Two new lawsuits challenge the federal government's Defense of Marriage Act (DOMA).

DOMA is the 1996 federal law that prohibits federal agencies from recognizing the legal marriages of gay and lesbian couples.

The Boston-based legal group Gay and Lesbian Advocates and Defenders (GLAD) is representing five married gay couples and a widower who have been denied federal benefits because of DOMA. GLAD's lawsuit expands geographically an earlier lawsuit filed in Massachusetts, in which a federal judge ruled a section of the law to be unconstitutional. The Obama administration is appealing the decision.

The new suit, filed in Federal District Court in Connecticut, includes plaintiffs married in Vermont, New Hampshire and Connecticut, expanding the number of states potentially impacted by the ruling. In a short video embedded in the right panel of this page, Mary L. Bonauto of GLAD introduces the plaintiffs.

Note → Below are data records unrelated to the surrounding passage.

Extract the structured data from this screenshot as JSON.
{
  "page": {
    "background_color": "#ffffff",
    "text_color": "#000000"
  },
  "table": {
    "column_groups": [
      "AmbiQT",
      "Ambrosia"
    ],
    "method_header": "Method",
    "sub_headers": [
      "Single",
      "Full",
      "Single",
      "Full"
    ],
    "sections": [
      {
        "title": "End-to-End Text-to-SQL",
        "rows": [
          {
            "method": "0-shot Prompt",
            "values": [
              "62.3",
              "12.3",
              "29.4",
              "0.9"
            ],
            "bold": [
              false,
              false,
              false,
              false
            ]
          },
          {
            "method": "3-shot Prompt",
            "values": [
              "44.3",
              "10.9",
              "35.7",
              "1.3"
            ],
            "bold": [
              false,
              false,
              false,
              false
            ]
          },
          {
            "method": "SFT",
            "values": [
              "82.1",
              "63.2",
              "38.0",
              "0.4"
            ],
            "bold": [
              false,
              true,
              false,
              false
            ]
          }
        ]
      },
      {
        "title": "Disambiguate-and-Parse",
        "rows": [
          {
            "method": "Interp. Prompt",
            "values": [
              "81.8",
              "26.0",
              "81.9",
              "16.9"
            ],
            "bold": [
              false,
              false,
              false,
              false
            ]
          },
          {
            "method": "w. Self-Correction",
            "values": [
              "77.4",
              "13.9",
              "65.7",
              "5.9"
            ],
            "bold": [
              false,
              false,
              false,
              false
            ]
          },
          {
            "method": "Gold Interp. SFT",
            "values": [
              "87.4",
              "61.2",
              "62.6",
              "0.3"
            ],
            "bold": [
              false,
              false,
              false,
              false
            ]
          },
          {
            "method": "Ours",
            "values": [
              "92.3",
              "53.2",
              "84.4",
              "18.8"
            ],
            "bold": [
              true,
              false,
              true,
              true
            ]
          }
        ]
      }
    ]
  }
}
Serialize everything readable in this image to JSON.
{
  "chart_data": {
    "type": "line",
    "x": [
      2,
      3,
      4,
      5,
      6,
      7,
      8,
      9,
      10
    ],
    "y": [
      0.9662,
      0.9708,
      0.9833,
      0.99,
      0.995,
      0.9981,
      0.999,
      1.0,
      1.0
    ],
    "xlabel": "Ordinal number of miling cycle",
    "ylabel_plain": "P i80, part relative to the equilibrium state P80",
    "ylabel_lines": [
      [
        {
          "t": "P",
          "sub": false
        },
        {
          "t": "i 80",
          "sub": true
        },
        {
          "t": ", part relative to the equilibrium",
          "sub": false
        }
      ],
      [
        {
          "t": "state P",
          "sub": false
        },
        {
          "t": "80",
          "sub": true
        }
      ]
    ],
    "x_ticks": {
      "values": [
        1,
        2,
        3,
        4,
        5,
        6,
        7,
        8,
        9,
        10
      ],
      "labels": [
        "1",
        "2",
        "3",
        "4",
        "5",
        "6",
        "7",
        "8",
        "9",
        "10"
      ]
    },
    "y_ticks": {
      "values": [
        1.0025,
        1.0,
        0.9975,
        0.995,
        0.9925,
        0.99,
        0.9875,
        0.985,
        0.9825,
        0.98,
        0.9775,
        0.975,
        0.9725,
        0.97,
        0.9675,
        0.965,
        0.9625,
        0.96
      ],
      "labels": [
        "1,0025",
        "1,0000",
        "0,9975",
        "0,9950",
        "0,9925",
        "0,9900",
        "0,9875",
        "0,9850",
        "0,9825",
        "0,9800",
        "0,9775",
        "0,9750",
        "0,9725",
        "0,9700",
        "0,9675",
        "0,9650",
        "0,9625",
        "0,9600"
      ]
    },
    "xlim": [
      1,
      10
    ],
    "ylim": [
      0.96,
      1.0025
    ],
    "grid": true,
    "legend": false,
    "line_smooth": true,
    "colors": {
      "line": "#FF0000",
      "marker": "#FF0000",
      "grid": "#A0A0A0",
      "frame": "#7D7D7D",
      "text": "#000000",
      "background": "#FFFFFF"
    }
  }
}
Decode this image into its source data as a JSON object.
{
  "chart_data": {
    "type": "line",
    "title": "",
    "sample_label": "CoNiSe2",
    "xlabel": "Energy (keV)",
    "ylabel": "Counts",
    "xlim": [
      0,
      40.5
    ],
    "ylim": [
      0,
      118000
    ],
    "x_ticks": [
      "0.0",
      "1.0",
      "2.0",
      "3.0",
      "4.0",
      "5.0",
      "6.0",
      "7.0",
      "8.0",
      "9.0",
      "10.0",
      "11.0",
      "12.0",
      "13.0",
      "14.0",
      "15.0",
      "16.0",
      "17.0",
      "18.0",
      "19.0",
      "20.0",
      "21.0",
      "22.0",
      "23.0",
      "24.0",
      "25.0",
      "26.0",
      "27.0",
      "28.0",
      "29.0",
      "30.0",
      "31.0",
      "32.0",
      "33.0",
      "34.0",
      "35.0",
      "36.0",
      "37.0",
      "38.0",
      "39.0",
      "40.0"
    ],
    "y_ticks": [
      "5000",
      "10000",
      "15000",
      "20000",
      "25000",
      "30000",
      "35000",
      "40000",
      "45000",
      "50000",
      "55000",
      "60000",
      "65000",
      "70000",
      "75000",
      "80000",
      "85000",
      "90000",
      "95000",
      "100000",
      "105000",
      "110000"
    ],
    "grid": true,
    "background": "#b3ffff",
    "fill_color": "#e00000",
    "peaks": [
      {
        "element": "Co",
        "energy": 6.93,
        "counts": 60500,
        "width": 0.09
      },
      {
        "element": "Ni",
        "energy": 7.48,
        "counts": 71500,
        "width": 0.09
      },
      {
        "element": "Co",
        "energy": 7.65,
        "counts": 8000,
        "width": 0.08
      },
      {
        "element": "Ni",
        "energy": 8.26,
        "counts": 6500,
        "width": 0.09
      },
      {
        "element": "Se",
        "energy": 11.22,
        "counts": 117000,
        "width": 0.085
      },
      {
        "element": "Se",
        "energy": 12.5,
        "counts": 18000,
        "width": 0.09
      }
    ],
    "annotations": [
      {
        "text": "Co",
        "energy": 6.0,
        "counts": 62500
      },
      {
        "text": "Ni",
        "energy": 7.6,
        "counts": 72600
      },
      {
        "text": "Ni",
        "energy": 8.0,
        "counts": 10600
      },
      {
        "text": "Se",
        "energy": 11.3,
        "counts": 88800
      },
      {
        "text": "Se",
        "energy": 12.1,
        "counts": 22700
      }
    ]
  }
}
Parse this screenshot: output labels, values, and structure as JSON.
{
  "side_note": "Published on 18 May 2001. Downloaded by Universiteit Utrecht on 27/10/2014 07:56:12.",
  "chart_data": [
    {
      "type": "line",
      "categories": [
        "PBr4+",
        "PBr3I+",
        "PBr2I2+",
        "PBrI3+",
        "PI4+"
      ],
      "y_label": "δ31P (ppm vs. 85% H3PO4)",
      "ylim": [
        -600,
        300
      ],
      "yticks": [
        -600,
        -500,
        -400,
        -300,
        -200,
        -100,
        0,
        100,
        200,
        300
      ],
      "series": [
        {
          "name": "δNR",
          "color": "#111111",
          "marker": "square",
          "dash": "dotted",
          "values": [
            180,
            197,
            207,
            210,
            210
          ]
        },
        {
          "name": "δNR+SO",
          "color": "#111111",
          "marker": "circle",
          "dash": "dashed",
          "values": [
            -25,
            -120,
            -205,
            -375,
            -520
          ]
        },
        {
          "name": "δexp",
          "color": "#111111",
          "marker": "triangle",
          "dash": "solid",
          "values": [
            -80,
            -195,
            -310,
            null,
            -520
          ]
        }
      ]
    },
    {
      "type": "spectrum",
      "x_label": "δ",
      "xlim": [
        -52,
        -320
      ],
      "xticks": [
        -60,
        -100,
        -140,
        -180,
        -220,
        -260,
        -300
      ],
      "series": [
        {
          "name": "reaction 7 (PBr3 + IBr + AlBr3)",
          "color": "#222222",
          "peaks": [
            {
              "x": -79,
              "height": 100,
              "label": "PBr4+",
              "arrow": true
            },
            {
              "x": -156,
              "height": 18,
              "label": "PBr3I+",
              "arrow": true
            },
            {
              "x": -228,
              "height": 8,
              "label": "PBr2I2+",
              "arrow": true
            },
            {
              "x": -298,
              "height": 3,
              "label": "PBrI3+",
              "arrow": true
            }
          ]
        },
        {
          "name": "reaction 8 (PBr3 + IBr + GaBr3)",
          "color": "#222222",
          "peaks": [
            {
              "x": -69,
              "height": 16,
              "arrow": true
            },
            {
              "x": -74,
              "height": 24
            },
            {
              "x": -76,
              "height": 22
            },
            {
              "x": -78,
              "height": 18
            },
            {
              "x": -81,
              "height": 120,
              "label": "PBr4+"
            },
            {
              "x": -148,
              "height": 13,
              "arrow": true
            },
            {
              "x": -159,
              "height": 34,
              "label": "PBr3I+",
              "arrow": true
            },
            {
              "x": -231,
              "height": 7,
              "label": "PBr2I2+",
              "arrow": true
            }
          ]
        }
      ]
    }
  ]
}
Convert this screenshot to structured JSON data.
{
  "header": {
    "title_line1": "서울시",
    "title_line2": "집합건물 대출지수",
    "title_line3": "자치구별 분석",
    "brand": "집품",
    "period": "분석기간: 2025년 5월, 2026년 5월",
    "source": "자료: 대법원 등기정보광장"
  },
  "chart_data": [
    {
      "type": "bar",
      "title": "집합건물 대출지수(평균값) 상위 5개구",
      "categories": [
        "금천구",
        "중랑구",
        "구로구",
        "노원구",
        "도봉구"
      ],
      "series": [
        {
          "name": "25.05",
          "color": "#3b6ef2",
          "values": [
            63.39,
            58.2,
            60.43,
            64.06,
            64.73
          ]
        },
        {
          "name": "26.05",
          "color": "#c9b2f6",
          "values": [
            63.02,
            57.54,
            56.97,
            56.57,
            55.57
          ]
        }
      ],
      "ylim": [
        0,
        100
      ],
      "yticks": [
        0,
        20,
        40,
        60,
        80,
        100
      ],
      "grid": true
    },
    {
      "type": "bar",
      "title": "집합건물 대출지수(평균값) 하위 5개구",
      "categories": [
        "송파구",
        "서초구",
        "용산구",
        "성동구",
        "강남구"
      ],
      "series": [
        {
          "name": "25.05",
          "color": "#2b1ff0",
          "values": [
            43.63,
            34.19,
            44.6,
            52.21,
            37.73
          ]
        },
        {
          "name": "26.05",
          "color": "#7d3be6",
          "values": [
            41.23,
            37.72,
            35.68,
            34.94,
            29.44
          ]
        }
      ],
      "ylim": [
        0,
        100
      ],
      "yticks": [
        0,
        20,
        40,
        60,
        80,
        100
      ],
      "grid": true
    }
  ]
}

In the second lawsuit, the American Civil Liberties Union is representing a lesbian couple together for 44 years. New Yorkers Edie Windsor and Thea Spyer married in Canada in May 2007. But when Spyer passed away in 2009 after living for decades with multiple sclerosis, the federal government refused to recognize their marriage, forcing Windsor to pay a $350,000 estate tax on Spyer's inheritance.

While gay and lesbian couples cannot legally marry in the Empire State, New York does recognize the marriages of gay couples performed outside its borders, and whether a couple is married for federal purposes ordinarily depends on how the state views the union. DOMA, however, carves out an exception to this rule for gay couples. And whether a state recognizes a gay couple as married or not, the federal government will not.

Both cases narrowly target section 3 of DOMA, which defines marriage as a heterosexual union for federal agencies. The law also allows states to ignore legal gay marriages performed in other states.

While President Barack Obama has called for repeal of the Clinton-era law, his administration has not made it a priority, and neither has Congress. Obama has said he opposes laws that ban gay marriage, specifically California's voter-approved Proposition 8, but he backs civil unions, not marriage, for gay couples. The president, however, recently suggested his position is “evolving.”

Five states and the District of Columbia have legalized gay marriage. But such laws have been aggressively attacked. After legalization in California and Maine, voters repealed the laws. Campaigns to end the institution are actively being pursued in New Hampshire, Iowa and the District of Columbia.